Berlin
Maut - Berliner

20.07.2014 | Stand 02.12.2020, 22:26 Uhr

Berlin/St. Quirin (DK) Horst Seehofer hatte es eilig, sprach ein Machtwort, um die Debatte gleich wieder zu beenden. Änderungen der Pläne für eine Pkw-Maut? Ausnahmen für den kleinen Grenzverkehr? Nicht mit dem CSU-Chef. Basta! Dabei kam die Forderung nach Korrekturen am Konzept von Bundesverkehrsminister Alexander Dobrindt (CSU) aus den eigenen Reihen.
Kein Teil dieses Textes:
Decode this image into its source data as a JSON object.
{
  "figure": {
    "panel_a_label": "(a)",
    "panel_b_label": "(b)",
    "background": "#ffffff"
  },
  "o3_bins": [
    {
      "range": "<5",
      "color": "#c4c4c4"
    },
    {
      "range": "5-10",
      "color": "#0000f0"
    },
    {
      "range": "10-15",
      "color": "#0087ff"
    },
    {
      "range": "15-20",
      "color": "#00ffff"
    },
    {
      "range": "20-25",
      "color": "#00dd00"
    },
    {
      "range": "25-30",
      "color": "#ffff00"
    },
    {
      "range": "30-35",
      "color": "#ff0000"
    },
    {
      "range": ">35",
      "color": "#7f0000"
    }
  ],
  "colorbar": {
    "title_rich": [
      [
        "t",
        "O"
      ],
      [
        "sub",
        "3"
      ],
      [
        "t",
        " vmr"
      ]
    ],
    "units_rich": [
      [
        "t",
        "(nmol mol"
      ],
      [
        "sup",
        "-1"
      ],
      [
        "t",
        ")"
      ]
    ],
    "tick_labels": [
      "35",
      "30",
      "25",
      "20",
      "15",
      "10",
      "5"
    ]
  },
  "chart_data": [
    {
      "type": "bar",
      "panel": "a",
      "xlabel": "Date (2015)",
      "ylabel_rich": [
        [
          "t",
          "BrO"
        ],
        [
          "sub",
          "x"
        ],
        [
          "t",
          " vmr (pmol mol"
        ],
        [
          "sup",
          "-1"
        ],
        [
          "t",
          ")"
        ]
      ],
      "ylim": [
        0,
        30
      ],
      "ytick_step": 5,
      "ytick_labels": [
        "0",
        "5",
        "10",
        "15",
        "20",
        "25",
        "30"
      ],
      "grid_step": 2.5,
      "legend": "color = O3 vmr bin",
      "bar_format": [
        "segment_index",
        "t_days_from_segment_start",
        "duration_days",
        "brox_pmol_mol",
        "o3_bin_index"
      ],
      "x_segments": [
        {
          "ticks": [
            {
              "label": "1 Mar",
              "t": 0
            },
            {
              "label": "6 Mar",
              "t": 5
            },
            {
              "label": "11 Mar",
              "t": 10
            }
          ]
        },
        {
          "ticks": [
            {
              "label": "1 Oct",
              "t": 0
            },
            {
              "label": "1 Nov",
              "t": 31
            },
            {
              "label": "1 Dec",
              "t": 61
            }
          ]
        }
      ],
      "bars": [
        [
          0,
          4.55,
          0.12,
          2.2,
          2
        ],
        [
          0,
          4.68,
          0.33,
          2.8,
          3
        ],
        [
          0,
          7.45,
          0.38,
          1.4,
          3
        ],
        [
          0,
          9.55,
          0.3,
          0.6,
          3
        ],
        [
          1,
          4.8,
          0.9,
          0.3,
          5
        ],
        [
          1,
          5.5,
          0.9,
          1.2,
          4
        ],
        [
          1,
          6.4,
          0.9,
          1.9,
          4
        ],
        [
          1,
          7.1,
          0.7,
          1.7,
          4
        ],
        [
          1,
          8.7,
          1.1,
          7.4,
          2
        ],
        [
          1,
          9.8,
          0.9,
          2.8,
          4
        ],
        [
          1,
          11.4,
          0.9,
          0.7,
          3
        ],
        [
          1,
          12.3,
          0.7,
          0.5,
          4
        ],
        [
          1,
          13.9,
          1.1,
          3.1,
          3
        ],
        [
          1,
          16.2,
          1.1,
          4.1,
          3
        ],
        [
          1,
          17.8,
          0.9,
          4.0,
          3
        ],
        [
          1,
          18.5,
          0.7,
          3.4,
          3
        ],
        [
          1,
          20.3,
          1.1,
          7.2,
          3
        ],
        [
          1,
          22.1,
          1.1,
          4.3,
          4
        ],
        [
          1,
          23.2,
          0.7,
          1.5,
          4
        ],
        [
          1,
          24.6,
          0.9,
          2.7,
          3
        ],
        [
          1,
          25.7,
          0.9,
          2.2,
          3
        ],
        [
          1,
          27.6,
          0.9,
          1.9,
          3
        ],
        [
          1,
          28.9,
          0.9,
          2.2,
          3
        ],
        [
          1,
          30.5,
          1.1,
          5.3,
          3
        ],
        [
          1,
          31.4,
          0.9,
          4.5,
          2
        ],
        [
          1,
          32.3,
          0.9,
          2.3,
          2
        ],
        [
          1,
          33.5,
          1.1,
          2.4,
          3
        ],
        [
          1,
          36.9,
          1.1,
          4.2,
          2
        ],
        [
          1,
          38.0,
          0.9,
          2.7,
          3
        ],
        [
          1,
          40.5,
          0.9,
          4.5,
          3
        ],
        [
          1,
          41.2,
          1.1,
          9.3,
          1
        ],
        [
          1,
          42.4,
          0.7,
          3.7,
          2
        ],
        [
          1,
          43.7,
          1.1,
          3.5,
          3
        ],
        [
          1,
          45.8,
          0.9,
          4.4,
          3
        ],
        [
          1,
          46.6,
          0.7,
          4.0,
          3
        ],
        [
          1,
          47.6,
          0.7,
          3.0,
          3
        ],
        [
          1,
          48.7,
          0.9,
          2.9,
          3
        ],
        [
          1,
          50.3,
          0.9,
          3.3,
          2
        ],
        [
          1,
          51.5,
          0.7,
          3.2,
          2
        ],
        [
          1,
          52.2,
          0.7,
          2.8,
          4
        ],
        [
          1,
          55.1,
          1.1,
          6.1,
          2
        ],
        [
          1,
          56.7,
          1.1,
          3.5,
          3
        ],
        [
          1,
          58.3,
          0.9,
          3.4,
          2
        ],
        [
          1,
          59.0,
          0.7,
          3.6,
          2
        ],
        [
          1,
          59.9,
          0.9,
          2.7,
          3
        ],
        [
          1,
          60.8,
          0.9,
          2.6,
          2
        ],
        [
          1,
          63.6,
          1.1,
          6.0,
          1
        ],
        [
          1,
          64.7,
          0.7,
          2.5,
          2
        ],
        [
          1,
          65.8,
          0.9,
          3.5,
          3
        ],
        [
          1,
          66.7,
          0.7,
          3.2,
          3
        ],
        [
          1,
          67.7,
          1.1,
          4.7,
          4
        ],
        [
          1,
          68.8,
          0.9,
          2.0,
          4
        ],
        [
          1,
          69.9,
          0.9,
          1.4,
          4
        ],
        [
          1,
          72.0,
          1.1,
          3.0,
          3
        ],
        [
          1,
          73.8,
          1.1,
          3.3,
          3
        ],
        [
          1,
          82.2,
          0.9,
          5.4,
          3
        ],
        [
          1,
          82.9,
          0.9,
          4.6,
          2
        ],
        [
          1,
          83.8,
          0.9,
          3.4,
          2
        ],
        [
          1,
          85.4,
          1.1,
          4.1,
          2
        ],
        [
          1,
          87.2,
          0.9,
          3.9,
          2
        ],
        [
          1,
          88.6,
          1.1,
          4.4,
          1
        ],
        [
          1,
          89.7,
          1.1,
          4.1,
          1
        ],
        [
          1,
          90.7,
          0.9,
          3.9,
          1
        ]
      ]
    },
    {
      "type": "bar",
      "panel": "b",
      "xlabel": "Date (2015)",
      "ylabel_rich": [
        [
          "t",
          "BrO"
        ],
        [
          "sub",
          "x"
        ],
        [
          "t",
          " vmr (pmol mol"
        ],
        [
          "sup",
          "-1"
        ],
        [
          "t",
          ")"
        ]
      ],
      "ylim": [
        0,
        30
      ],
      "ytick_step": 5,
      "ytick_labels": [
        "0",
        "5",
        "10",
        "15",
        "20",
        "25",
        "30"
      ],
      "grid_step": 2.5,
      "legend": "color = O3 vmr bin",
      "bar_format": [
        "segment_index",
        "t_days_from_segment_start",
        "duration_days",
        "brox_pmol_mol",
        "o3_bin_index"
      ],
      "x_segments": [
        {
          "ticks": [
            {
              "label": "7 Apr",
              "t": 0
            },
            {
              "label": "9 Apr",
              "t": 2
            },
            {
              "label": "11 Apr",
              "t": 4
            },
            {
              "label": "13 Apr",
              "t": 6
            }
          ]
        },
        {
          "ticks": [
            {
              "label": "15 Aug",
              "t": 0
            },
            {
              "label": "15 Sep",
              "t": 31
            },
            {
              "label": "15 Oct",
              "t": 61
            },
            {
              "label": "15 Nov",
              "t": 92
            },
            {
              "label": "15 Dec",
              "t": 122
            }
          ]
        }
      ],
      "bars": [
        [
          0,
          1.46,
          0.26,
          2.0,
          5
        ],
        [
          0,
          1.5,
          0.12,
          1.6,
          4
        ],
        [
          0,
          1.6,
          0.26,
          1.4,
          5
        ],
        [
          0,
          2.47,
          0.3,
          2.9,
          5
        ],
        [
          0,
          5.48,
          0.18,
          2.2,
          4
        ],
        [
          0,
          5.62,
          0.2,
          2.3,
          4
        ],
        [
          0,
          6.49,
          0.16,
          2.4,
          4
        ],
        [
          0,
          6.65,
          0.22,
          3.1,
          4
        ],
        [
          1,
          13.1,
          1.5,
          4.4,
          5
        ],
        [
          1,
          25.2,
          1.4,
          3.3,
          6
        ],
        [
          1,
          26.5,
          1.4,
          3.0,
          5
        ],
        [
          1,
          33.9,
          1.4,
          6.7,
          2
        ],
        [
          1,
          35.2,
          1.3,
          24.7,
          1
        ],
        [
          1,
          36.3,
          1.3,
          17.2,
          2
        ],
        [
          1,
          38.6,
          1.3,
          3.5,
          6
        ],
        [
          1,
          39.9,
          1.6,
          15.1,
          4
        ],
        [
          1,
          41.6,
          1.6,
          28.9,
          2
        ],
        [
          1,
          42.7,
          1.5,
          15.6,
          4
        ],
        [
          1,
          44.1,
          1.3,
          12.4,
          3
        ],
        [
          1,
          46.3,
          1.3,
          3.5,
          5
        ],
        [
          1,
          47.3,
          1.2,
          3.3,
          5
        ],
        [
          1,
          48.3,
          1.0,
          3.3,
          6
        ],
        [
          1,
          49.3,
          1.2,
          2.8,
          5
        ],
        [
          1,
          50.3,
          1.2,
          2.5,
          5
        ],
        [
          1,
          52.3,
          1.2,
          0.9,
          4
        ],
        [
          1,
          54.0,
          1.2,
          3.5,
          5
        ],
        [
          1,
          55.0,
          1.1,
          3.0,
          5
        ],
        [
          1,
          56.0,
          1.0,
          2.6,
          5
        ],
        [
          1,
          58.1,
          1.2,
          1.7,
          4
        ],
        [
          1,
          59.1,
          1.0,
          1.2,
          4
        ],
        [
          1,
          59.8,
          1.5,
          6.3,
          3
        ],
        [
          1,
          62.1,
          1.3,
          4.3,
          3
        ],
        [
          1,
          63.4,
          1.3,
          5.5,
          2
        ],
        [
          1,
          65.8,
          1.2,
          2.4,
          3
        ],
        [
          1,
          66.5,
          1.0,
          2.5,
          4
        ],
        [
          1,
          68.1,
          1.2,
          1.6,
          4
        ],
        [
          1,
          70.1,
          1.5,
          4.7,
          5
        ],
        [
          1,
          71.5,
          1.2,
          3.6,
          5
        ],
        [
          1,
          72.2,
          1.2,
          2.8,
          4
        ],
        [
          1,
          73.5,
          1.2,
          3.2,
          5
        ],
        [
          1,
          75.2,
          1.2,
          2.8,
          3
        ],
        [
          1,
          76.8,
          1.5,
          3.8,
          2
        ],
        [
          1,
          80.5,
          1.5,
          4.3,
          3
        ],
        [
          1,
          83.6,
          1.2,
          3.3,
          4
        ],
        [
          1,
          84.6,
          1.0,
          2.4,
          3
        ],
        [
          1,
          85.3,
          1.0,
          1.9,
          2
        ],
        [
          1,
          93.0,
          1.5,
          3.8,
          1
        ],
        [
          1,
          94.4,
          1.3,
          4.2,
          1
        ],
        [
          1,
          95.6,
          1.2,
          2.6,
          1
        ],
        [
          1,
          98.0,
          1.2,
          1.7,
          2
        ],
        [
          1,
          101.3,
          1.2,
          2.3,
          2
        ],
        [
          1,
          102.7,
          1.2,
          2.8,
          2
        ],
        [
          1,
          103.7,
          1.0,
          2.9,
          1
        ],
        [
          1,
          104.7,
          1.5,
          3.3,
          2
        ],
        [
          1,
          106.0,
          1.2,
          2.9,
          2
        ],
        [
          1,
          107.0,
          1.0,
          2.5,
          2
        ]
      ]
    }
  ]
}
„Alle Landkreise entlang der Grenzen, in Bayern also nach Österreich, Tschechien und der Schweiz, könnten von der Mautregelung ausgenommen werden“, stellte ausgerechnet Dobrindts Parteifreund und Kollege, der bayerische Verkehrsminister Joachim Herrmann, in Aussicht und die flächendeckende Pkw-Maut infrage. Es sei nicht notwendig, dass jemand „seinen Senf dazugibt“, kanzelte Parteichef Seehofer den Störenfried ab. „Die Linie der CSU und ihres Vorsitzenden ist ebenso klar wie die Linie der Kanzlerin – und ich könnte mir vorstellen, dass das maßgeblich ist“, erklärte der bayerische Ministerpräsident am Wochenende und verteidigte die Pläne von Bundesverkehrsminister Dobrindt. Auch Dobrindt selbst bekräftigte, dass es keine Ausnahmen geben werde.

Die Pkw-Maut als Thema für das politische Sommertheater, ein womöglich wochenlanger Streit über die geplante Abgabe, die nur ausländische Fahrer belasten soll – in der Union wächst die Sorge, dass sich die Maut zum politischen Rohrkrepierer entwickelt. Joachim Herrmanns Forderung nach Ausnahmen in den Grenzregionen findet jenseits der Münchener Parteizentrale durchaus Zuspruch. In vielen Grenzregionen wächst die Sorge, dass die Pläne einer Pkw-Maut für Ausländer dort deutliche Einbußen mit sich bringen würden. Die zusätzlichen Einnahmen für Bund, Länder und Gemeinden von rund 600 Millionen Euro pro Jahr kämen vor allem den Kommunen nahe der Grenzen zu den europäischen Nachbarn teuer zu stehen. Zwar hatte sich Kanzlerin Angela Merkel gerade (CDU) erst bei ihrem Auftritt vor der Bundespressekonferenz am Freitag noch einmal zur Pkw-Maut bekannt. Doch die Begeisterung für das Lieblingsprojekt der CSU hält sich im Kanzleramt und in der CDU-Zentrale sehr in Grenzen. Geringe Einnahmen, dafür jede Menge Ärger – in der CDU-Spitze wäre man nicht unglücklich, wenn am Ende aus der Maut nichts wird.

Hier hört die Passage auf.